Sean Lawson, assistant professor in the department of communication at the University of Utah, argues: "When militarist cyber rhetoric results in use of offensive cyber attack it is likely that those attacks will escalate into physical, kinetic uses of force."

An intelligence source with extensive knowledge of the National Security Agency's systems told the Guardian the US complaints again China were hypocritical, because America had participated in offensive cyber operations and widespread hacking--breaking into foreign computer systems to mine information.

Provided anonymity to speak critically about classified practices, the source said: "We hack everyone everywhere. We like to make a distinction between us and the others. But we are in almost every country in the world."

The US likes to haul China before the international court of public opinion for "doing what we do every day," the source added.

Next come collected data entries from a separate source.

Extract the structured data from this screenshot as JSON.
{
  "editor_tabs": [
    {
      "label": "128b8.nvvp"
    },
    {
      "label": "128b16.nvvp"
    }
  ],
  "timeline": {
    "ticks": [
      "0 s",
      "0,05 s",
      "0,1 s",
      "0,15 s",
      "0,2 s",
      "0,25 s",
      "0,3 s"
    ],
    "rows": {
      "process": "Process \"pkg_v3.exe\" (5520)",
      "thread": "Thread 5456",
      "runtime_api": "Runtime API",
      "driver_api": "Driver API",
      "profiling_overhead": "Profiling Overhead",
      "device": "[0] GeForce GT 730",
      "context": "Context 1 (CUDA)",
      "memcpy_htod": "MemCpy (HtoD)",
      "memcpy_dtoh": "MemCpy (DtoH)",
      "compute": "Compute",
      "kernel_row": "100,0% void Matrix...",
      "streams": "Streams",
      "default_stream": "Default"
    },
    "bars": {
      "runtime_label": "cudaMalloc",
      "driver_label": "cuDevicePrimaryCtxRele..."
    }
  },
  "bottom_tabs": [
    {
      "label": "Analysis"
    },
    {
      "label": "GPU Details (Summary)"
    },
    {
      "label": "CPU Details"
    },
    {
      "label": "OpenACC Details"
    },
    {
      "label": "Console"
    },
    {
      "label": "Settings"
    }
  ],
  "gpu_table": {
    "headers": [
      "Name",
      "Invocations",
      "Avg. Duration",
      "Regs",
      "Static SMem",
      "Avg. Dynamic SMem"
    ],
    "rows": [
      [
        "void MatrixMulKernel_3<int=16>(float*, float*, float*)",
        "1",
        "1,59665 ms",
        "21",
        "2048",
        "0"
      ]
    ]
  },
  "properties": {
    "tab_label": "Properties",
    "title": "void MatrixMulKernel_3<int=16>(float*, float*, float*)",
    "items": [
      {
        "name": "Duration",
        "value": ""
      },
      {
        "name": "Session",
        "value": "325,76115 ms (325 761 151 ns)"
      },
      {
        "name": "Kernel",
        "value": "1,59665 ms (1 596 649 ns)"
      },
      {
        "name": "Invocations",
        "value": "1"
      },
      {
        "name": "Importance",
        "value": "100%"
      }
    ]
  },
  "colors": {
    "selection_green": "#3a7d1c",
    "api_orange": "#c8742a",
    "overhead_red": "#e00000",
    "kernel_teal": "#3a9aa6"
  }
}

One of the unclassified points released by the administration in January stated: "It is our policy that we shall undertake the least action necessary to mitigate threats and that we will prioritize network defense and law enforcement as preferred courses of action."
When Americans win something big-- like some kind of title or a ball game series or something like that, Obama calls them and congratulates them and sometimes invites them to the White House. Greenwald, like Obama, a constitutional lawyer (although not that much like Obama) was awarded the 2014 Pulitzer Prize for Public Service as well as the George Polk Award for National Security Reporting. No invitation to visit the White House… and not even a hacked phone call!